Tip: Images must be hosted publicly to show on your career website. Meaning that you must host them on your main company website or other public hosting platform and then link them on the ORC website. You cannot upload them directly on the ORC website platform.

Create Custom Sites

Have more than one brand under an umbrella company? Have a special team that is completely unique from the rest of the organization? Create a custom site for them and provide links back to your main site to learn more about the larger organization. This is especially helpful if you have a tech division in a largely non-tech-based business. The two cultures should be highlighted and giving the unique team a tool to better communicate their specific culture will go miles in helping you grow!

You can create dozens of custom pages and custom sites. Don’t go overboard but consider how each team operates and if there is value in enabling a custom site for separate divisions, brands or teams. If there is enough information to share that is separate, it is worth the conversation.

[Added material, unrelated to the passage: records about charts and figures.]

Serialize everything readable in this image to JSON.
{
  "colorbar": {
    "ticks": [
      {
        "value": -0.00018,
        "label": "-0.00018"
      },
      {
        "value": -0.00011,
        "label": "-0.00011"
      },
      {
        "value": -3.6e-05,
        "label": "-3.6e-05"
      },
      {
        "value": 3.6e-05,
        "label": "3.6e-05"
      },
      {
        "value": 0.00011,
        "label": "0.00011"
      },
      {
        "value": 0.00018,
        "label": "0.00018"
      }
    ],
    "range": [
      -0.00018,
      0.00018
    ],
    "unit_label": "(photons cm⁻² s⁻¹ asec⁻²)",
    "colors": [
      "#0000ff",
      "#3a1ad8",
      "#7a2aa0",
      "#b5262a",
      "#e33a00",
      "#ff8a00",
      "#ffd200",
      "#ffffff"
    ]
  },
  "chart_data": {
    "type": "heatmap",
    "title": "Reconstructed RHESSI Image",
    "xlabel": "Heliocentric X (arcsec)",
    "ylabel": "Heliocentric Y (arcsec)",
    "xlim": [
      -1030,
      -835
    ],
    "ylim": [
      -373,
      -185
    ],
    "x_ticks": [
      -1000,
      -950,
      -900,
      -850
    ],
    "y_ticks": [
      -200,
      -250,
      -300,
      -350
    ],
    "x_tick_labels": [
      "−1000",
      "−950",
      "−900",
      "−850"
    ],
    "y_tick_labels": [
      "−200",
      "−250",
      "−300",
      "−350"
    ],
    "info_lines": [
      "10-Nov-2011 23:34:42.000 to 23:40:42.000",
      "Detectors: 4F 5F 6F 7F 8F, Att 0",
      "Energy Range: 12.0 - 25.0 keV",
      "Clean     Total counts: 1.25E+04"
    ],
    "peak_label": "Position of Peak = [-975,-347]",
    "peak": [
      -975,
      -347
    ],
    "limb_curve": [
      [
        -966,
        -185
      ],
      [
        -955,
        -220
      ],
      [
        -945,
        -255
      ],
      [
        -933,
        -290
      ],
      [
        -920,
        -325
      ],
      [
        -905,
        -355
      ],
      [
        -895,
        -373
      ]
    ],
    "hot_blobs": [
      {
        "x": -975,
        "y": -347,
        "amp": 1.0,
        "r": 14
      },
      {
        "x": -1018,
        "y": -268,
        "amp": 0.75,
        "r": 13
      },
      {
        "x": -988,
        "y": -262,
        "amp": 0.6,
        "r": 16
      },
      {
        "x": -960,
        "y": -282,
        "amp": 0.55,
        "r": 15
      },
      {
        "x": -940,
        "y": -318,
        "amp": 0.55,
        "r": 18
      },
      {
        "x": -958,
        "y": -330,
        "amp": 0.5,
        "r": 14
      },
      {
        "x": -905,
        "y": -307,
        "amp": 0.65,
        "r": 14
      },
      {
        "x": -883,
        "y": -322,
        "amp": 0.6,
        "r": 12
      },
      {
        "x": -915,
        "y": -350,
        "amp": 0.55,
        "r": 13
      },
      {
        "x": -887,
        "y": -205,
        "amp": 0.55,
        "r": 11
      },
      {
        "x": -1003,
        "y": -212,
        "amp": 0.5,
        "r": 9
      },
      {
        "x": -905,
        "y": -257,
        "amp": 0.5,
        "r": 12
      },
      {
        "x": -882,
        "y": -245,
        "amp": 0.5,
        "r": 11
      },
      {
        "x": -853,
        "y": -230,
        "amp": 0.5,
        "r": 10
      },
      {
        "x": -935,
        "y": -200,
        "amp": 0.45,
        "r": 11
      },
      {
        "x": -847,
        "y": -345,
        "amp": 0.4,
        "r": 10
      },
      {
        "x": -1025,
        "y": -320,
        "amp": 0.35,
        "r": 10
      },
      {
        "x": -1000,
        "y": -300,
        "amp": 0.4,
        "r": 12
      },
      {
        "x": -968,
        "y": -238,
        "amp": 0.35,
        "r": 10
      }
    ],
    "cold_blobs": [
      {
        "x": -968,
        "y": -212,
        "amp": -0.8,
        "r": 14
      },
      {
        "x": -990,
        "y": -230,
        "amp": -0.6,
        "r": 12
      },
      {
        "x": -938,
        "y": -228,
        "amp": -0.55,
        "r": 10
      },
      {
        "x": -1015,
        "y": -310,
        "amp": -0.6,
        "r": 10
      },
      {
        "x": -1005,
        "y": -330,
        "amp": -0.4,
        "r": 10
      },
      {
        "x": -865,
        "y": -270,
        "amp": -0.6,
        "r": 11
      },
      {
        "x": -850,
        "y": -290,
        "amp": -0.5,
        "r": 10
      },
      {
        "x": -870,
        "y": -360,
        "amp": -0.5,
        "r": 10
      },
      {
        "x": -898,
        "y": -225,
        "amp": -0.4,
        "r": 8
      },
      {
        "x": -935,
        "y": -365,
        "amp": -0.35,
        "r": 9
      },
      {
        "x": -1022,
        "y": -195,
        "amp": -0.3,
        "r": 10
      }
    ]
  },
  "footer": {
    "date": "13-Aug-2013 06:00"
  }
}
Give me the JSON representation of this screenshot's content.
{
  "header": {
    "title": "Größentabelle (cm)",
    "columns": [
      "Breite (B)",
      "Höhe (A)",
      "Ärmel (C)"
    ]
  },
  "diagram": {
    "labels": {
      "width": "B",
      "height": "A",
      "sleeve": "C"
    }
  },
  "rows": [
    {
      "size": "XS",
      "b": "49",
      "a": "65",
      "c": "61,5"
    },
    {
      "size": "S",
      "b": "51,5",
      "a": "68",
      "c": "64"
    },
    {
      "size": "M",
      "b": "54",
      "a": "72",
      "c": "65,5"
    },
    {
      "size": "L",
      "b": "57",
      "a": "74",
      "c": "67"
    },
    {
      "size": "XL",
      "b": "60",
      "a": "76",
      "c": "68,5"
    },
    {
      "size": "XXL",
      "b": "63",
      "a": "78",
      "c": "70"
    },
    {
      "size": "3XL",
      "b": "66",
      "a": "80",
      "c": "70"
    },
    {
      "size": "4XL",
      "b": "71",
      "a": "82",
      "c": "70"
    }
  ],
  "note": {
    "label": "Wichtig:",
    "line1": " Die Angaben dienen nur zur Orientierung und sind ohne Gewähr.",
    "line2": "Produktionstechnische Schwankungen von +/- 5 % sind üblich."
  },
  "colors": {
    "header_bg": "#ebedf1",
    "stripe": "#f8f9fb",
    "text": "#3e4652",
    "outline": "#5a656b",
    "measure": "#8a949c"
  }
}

You can see some examples of how I did this for Caesars:

  • Main Website – Contains ALL jobs in all departments/regions/brands
  • Custom Page for Regions – Has a map with links to custom pages for each of the sub-brands
  • Job Category Pages – A page for a job type to help candidates filter roles they may be interested in
  • Caesars Sportsbook (digital) Website – is a completely separate site for a subculture and team that runs under the brand but also does not operate the same as the rest of the brand. All of these jobs are also listed on the main website for accessibility.

Tip: There is an important distinction here: job categories and departments are NOT the same. Candidates who come to the site are looking for a type of role, giving a page that can be shared with a type of job will be much more effective than giving departments custom pages. A candidate is much more likely to understand where they fit with titles such as “software development” or “IT – Help Desk” rather than “Internal CS Team”.

Customize Metadata

If you’re not familiar with Metadata and its importance please take a moment to learn more here. Bottom line, without Metadata, when your website is shared it will lack the image, headline, and summary that are typically shown – which can result in the website looking like spam.

Customize the metadata on each of your custom pages plus the splash page.

On custom pages, you can do this by clicking settings (gear icon) on the top right of the screen.

  • Add an image, title, and page summary to each custom page you have created for the best experience.

For the splash page, you actually do this in the theme. You’ll want to add the following:

  • “Title” – this will be displayed as “Title Careers” in your browser, you do NOT need to add the word Careers to your title section.
  • “Branding Text” – this will be your website summary shown on Google results or social media posts
  • “Image URL” – this is the image that is shown in previews of the website on social media networks

Tip: No one wants to see boring stock images or corporate language. Use something dynamic and go beyond just describing the page. Describe what they will find on the page and why they would want to find it.  Example: “Check out the latest career opportunities from XYZ!” is better than “Search results for open jobs at XYZ”. Seriously consider what would make you open the link.

Enable a Vanity URL

A website that is from a verifiable domain name will have more credibility not only with candidates but also with Google for Jobs. Enabling a vanity URL in Oracle is a fairly straightforward process but you will need to work closely with both your HRIS team and your web host.

Tip: Enabling a vanity URL in ORC disables the metadata.

To bypass this, you will need to manually code the metadata into the Custom Header under the site theme. This will make all pages share the same preview images, summary, and title. It’ll be up to you to decide which is more important until Oracle comes out with a solution to this issue. Some of this can be mitigated by enabling the Social Sharing for External Career Websites tool that was launched in 22A.